Die bevorstehende partielle Sonnenfinsternis am 12. August stellt nicht nur ein astronomisches Highlight dar, sondern sorgt auch für erheblichen Unmut unter den Rettungskräften an den Stränden von Palma auf Mallorca. Während die Stadtverwaltung Cort einen erweiterten Einsatz plant, halten die Rettungsschwimmer entschieden an ihrem für denselben Tag angekündigten Streik fest.
Die Stadtverwaltung hatte angekündigt, die Einsatzzeiten der Rettungsschwimmer an den Stränden Can Pere Antoni, Ciutat Jardí, Cala Estància und Playa de Palma bis 21:30 Uhr zu verlängern, um die zu erwartenden Besucherströme während der Sonnenfinsternis sicher zu betreuen. Dieser Sonderplan soll Sicherheit und schnelle Hilfe während des Naturereignisses gewährleisten.

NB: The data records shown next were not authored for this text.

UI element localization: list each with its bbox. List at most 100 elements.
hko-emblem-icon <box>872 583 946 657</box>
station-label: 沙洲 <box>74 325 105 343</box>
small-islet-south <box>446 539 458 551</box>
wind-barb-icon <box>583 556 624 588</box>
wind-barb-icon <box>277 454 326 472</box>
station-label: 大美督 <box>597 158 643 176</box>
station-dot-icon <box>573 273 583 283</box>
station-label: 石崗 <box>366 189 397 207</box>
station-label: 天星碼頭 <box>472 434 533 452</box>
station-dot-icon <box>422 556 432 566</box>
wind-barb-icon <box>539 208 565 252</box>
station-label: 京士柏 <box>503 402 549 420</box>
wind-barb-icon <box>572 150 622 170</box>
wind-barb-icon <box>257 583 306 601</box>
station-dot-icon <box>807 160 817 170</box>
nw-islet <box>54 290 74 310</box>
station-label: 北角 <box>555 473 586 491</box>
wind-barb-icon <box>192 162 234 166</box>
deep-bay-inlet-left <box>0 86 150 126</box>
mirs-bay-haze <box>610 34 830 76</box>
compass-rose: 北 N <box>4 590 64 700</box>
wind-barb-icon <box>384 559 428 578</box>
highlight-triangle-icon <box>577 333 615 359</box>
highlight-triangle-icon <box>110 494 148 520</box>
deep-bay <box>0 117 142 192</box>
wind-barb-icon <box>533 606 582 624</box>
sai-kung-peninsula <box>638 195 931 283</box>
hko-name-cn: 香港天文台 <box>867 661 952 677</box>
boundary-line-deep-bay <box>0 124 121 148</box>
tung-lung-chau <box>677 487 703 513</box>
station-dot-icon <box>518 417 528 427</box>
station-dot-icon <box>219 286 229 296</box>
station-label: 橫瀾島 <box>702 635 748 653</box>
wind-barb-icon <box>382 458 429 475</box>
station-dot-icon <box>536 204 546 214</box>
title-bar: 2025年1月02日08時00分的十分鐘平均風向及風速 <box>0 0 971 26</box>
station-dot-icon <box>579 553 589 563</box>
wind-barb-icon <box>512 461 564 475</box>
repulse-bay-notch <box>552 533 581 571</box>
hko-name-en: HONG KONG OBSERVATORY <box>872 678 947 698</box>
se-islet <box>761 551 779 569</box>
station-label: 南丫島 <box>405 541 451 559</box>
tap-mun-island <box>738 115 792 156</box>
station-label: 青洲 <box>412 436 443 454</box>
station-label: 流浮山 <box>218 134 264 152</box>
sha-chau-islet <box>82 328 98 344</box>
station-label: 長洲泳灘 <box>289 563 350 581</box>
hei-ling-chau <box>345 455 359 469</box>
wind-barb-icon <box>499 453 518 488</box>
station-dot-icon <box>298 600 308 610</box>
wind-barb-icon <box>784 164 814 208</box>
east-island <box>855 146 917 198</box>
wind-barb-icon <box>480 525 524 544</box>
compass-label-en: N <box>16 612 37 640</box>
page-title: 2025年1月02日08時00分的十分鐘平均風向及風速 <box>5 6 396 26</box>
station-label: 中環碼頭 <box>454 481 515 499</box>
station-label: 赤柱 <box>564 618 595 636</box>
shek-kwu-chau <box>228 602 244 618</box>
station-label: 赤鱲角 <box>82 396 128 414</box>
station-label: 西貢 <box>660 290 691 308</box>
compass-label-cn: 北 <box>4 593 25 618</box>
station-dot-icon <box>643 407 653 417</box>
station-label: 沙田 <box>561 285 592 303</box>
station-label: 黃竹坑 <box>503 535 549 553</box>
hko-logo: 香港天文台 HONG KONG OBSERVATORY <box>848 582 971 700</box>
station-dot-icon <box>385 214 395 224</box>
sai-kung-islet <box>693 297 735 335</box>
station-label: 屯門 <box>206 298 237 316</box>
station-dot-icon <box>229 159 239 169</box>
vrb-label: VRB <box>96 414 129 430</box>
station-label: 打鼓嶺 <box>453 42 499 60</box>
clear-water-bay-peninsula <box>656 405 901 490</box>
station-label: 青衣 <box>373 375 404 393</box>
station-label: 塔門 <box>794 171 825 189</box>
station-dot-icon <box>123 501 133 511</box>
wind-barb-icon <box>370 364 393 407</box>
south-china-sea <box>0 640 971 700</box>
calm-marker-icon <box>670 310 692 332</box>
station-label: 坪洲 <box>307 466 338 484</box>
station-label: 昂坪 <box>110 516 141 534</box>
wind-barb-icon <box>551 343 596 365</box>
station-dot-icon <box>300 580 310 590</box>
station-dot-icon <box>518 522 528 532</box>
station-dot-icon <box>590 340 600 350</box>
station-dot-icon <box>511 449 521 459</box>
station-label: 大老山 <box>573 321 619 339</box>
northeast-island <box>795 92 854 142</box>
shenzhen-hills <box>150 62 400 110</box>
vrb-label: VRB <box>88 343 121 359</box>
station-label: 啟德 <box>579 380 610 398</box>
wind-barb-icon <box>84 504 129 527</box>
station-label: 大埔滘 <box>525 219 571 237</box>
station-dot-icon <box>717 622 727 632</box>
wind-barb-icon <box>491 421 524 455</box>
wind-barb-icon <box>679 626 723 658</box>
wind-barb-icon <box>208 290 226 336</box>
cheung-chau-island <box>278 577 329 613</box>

Die Rettungskräfte widersprechen jedoch energisch: Sie erklären, dass diese zusätzliche Einsatzzeit auf durch Überstunden erzielte Mehrarbeit basiere, obwohl der Streik bereits Tage zuvor bekanntgegeben wurde. Die städtische Planung habe „einen Mangel an Weitsicht“ gezeigt, da sie die Personalplanung auf die Bereitschaft zu Überstunden stütze, statt auf ausreichende personelle Ressourcen.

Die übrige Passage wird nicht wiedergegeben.